One case was filed by 12 coal-producing and coal-consuming states. They say the Clean Power Plan duplicates other, existing statutes, such as those sections of the Clean Air Act that regulate air pollutants hazardous to human health. These litigants argue that EPA has misconstrued its authority, as well as the pending regulation's anticipated costs.

"We need the EPA and our federal government to work with us as allies, not as adversaries who continually implement onerous regulations and move the goal posts before we even have a chance to comply," says Senator Joe Manchin, D-WV.

Lawyers for the EPA counter, however, that the agency has the explicit right to interpret laws governing the scope of its authority under conflicting federal laws - - a right established some 30 years ago by the US Supreme Court, in a precedent-setting case. One of the judges hearing the case agreed: "When Congress passes conflicting statutes, we let the agency decide," says Judge Thomas Griffith.

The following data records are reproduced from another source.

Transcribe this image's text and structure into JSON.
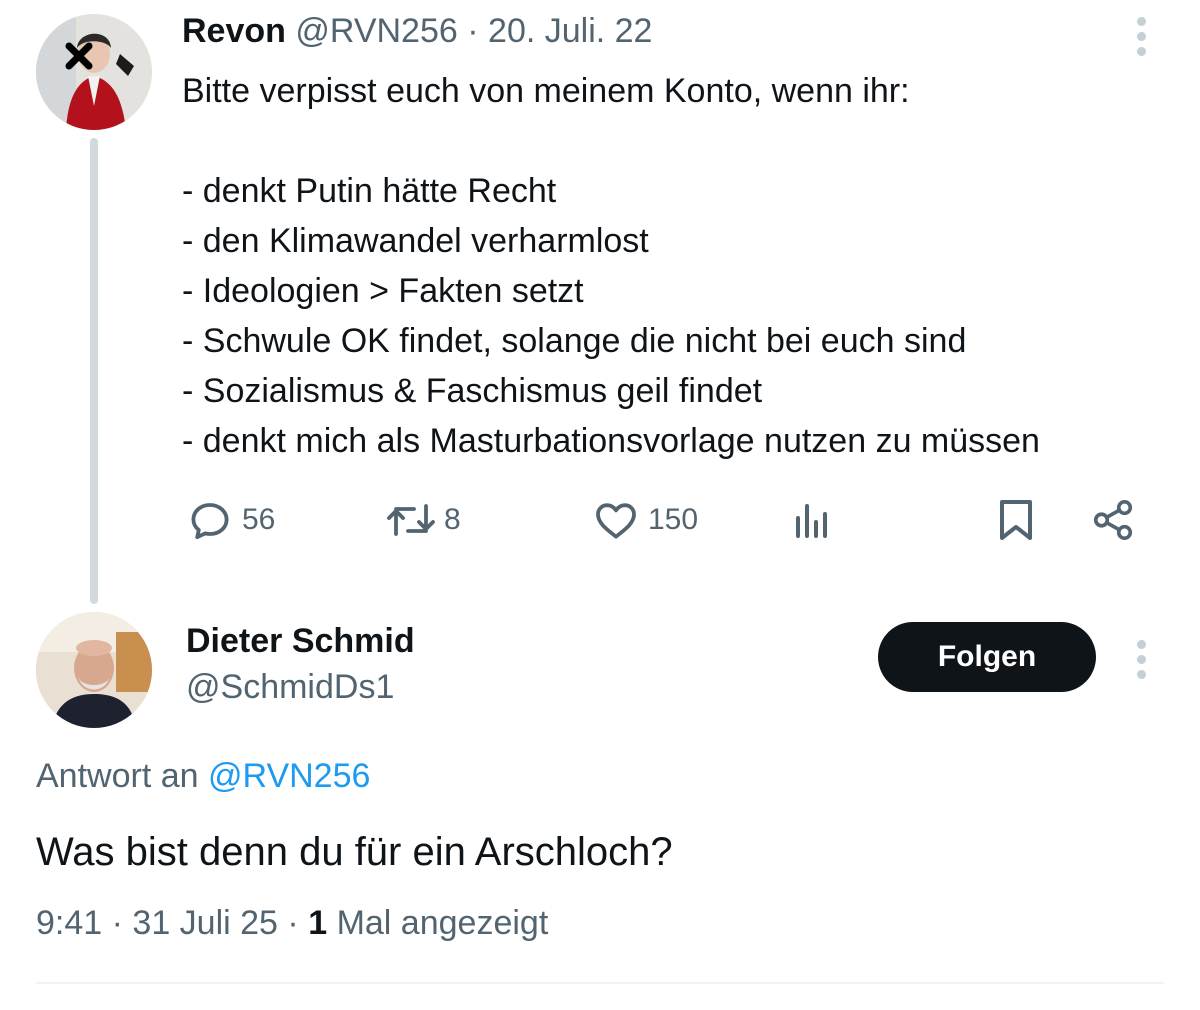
{
  "parent_tweet": {
    "display_name": "Revon",
    "handle": "@RVN256",
    "separator": "·",
    "date": "20. Juli. 22",
    "lines": [
      "Bitte verpisst euch von meinem Konto, wenn ihr:",
      "",
      "- denkt Putin hätte Recht",
      "- den Klimawandel verharmlost",
      "- Ideologien > Fakten setzt",
      "- Schwule OK findet, solange die nicht bei euch sind",
      "- Sozialismus & Faschismus geil findet",
      "- denkt mich als Masturbationsvorlage nutzen zu müssen"
    ],
    "stats": {
      "replies": "56",
      "retweets": "8",
      "likes": "150"
    },
    "icons": [
      "reply-icon",
      "retweet-icon",
      "like-icon",
      "views-icon",
      "bookmark-icon",
      "share-icon"
    ]
  },
  "reply_tweet": {
    "display_name": "Dieter Schmid",
    "handle": "@SchmidDs1",
    "follow_label": "Folgen",
    "reply_to_label": "Antwort an",
    "reply_to_handle": "@RVN256",
    "text": "Was bist denn du für ein Arschloch?",
    "time": "9:41",
    "separator": "·",
    "date": "31 Juli 25",
    "view_count": "1",
    "view_label": "Mal angezeigt"
  },
  "colors": {
    "text": "#0f1419",
    "muted": "#536471",
    "link": "#1d9bf0",
    "thread_line": "#cfd9de",
    "button_bg": "#0f1419"
  }
}
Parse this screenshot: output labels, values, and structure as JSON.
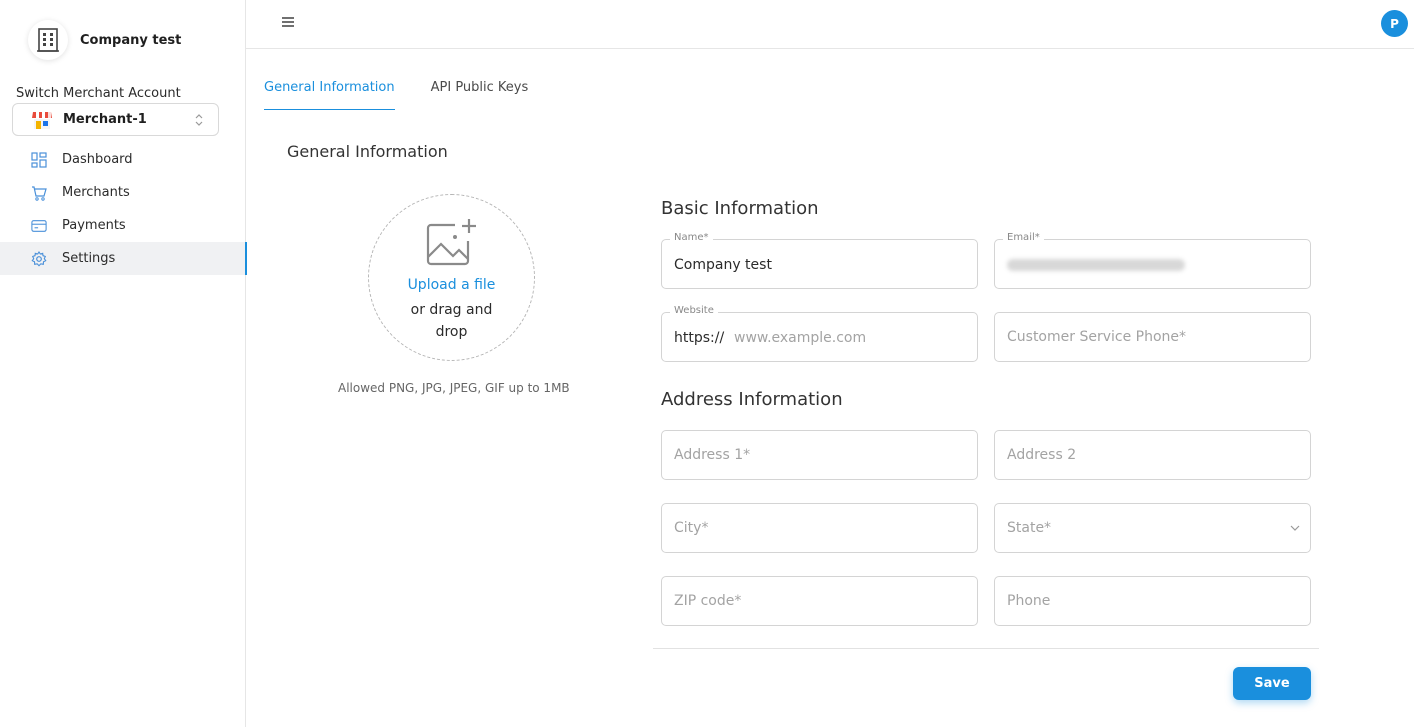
{
  "sidebar": {
    "company_name": "Company test",
    "switch_label": "Switch Merchant Account",
    "merchant_selected": "Merchant-1",
    "items": [
      {
        "label": "Dashboard",
        "icon": "dashboard-icon"
      },
      {
        "label": "Merchants",
        "icon": "cart-icon"
      },
      {
        "label": "Payments",
        "icon": "credit-card-icon"
      },
      {
        "label": "Settings",
        "icon": "gear-icon",
        "active": true
      }
    ]
  },
  "header": {
    "menu_icon": "hamburger-menu-icon",
    "avatar_initial": "P"
  },
  "tabs": [
    {
      "label": "General Information",
      "active": true
    },
    {
      "label": "API Public Keys",
      "active": false
    }
  ],
  "main": {
    "section_title": "General Information",
    "upload": {
      "link": "Upload a file",
      "sub": "or drag and drop",
      "hint": "Allowed PNG, JPG, JPEG, GIF up to 1MB"
    },
    "basic_title": "Basic Information",
    "address_title": "Address Information",
    "fields": {
      "name": {
        "label": "Name*",
        "value": "Company test"
      },
      "email": {
        "label": "Email*",
        "value": ""
      },
      "website": {
        "label": "Website",
        "prefix": "https://",
        "placeholder": "www.example.com"
      },
      "cs_phone": {
        "placeholder": "Customer Service Phone*"
      },
      "address1": {
        "placeholder": "Address 1*"
      },
      "address2": {
        "placeholder": "Address 2"
      },
      "city": {
        "placeholder": "City*"
      },
      "state": {
        "placeholder": "State*"
      },
      "zip": {
        "placeholder": "ZIP code*"
      },
      "phone": {
        "placeholder": "Phone"
      }
    },
    "save_label": "Save"
  },
  "colors": {
    "accent": "#1a8fdd",
    "active_nav_bg": "#f0f1f3",
    "border": "#d4d4d4"
  }
}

In the language of the Clean Power Plan itself, the EPA proposes a collection of "building blocks" - an array of different categories of resource options that gives flexibility to states to decide how they want to comply. States can pick and choose among and between a number of different strategies: improving power plant heat rates, promoting efficiency in the consumption of electricity, fostering renewables, favoring gas over coal, or deploying demand response to reduce the quantity of energy generated.

Meanwhile, on the cost-benefit front, the plan recently received some good news - from two economists who have found that the net effect of the proposal would lead to job creation.

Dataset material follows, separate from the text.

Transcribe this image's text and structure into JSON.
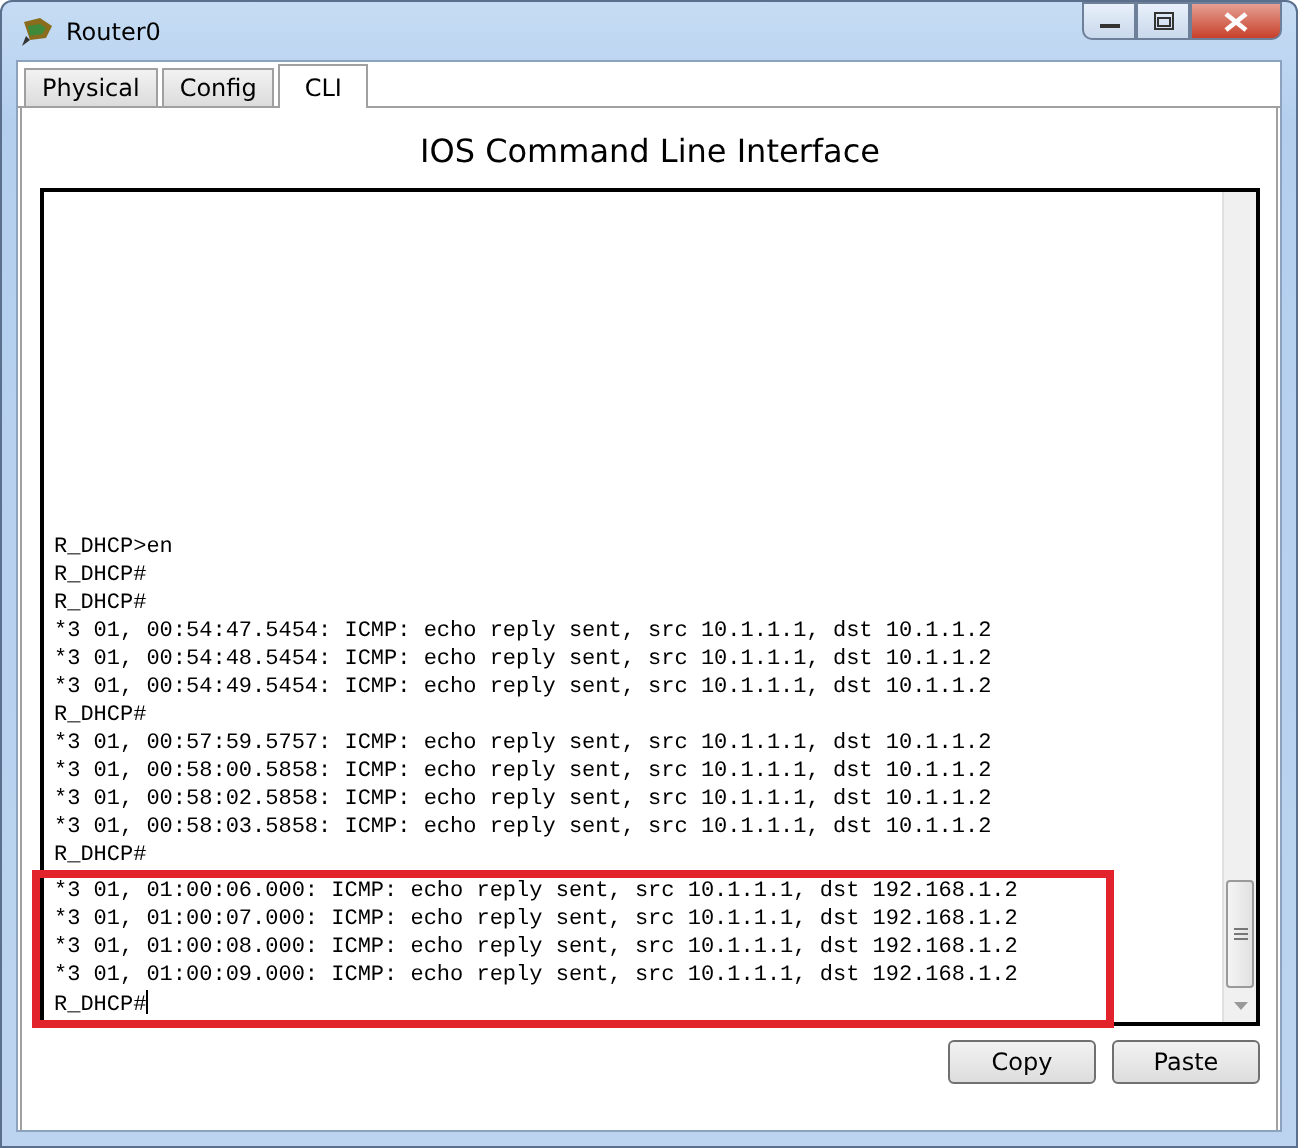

Here, the University of Maryland's Doug Meade and Industrial Economics' Jason Price said that beginning in 2020, about 74,000 new jobs would be formed, while the number of new positions would would grow by as much as 273,000 by year 2040. The main reasons are that new energy efficiencies would lead to greater savings. Those savings then would be reallocated elsewhere, throughout the economy, while new investments would be made in everything from natural gas to renewable energy.

"Households and businesses will have money to spend on other things," says Price.

"New savings and investment will create output in other industries," adds Meade.

The two economists say they looked at the effects of the proposal on the broader economy - not just any specific state or any specific industry. And they insisted to this reporter that the Energy Foundation, in funding their research, gave them complete independence to form their own conclusions.